As someone who’s helped many children overcome learning difficulties, I fully support the kind of training that helps kids succeed in school.  Even though public schools aren’t necessarily designed to support students who learn differently, you CAN help your child not only survive the system but thrive in it.


Sure, that sounds a lot like Camp A, fitting into the system.  The difference is that I DO NOT want your unique learner to conform.


We DO want reading, writing, and arithmetic to be just as easy (or challenging) for your child as it is for every other learner.  My vote is always for effective cognitive strength training over accommodations.


We ALSO want to support and celebrate what makes your learner unique.


Learning differently means your child experiences the world differently than most.  Learning differently should be celebrated.

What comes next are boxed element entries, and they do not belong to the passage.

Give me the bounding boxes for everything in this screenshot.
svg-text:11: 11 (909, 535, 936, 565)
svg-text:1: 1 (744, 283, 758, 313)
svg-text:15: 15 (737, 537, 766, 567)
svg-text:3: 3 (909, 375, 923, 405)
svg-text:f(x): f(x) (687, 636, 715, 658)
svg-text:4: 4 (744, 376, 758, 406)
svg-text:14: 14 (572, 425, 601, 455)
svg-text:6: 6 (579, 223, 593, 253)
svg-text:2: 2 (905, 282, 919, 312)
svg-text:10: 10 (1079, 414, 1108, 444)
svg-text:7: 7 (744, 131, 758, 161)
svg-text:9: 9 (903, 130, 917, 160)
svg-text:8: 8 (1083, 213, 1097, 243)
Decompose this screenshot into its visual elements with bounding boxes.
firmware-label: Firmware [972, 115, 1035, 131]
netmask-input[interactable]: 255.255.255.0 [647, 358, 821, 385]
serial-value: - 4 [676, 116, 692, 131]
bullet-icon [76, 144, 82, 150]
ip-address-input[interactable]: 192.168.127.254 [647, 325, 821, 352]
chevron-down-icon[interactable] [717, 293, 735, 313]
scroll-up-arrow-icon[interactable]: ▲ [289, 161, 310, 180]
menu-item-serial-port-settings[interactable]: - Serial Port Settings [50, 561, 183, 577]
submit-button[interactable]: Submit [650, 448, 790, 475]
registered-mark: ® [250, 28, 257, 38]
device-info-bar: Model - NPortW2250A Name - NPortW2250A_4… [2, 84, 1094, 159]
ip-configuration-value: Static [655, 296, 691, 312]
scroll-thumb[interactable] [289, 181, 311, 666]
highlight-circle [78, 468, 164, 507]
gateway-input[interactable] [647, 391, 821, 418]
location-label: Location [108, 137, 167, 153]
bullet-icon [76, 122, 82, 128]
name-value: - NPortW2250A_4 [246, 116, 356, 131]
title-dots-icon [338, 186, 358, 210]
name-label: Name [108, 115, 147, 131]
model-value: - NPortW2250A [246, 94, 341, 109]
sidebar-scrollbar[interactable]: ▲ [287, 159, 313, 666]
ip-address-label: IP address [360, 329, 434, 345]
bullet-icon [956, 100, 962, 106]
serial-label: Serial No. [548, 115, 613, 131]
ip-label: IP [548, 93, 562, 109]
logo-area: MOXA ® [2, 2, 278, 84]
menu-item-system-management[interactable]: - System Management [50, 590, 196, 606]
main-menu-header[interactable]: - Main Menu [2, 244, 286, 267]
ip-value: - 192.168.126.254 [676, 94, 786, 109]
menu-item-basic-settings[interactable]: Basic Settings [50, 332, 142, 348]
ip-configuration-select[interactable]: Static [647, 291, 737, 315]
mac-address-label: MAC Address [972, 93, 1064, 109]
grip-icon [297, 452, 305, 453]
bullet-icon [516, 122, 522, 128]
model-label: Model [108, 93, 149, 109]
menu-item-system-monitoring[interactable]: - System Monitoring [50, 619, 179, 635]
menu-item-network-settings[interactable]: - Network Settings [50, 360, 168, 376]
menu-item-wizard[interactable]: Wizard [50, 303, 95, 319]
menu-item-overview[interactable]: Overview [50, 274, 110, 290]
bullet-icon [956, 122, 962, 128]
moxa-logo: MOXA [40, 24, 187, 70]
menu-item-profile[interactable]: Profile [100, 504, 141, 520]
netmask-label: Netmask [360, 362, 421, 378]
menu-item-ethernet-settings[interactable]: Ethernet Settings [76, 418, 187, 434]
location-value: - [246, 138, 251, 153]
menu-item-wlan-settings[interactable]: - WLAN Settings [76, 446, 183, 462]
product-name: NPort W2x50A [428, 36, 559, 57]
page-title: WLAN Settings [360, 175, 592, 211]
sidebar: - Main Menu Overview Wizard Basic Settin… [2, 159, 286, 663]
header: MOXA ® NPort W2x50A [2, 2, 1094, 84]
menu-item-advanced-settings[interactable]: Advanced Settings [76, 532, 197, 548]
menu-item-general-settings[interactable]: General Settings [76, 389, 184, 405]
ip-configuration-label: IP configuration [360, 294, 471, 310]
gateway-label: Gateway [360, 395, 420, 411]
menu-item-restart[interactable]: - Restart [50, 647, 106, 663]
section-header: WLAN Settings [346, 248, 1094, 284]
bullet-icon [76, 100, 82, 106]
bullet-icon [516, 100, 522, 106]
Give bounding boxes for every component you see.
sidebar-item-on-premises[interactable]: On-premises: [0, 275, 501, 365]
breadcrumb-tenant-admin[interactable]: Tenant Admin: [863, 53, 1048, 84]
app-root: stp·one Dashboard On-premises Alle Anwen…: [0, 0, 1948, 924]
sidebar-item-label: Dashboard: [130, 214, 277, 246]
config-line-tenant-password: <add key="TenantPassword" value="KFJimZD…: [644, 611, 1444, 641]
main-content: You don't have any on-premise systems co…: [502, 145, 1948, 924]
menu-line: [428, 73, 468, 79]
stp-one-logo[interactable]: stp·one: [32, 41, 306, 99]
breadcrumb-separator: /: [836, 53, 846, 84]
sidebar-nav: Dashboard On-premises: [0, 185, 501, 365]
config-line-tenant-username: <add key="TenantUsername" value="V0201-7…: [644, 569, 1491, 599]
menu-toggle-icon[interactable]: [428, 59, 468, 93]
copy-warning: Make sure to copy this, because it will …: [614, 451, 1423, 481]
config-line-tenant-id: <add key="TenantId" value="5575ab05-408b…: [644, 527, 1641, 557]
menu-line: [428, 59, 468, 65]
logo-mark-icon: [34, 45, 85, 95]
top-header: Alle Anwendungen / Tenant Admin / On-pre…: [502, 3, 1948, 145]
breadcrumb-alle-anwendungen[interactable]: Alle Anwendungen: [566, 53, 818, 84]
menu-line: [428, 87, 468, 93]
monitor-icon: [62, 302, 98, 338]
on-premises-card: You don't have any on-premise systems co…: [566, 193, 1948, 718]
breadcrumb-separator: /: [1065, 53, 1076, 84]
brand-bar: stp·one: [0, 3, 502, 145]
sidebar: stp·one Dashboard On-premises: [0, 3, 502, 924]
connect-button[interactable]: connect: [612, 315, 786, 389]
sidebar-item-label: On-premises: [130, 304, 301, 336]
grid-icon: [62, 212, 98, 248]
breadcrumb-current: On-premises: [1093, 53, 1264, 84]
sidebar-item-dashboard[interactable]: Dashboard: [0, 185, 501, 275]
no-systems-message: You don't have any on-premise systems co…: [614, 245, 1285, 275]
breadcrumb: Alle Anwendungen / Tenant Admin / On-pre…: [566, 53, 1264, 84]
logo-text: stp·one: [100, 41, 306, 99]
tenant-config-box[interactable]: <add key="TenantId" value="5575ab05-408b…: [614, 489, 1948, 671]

Why learn the same way that everyone else learns when you can stand out above the rest, to offer new and novel perspectives, to share a more colorful and original viewpoint that no one else has thought of?


Let me share some wise advice from a homeschool mom:

Don’t try to replicate conventional school at home.


You have something that the school doesn’t have, the freedom to create an environment that capitalizes on your child’s strengths and tailors intervention that truly fits.


Even if you don’t homeschool and you just want to provide extra help at home, you have the freedom to design that help in a way that you and your child both feel great about.   How?  By offering hands-on learning, tapping into creativity (yours and his), letting her loose in the library with no expectations about the books she chooses, playing skill-building games, exploring museums, exploring nature, watching and discussing documentaries.


Celebrating learning differences offers kids the ultimate freedom to be themselves.   Once the cognitive supports are in place, they are free to learn AND they are free to shine in their own brilliant ways.


So, what is Camp C?


Camp C) I want to help my child learn with ease and confidence without sacrificing my child’s unique abilities.


For you, whether that involves hiring outside help or learning to provide the training yourself, I hope you’ve been able to expand what you believe is possible for your brilliantly unique learner.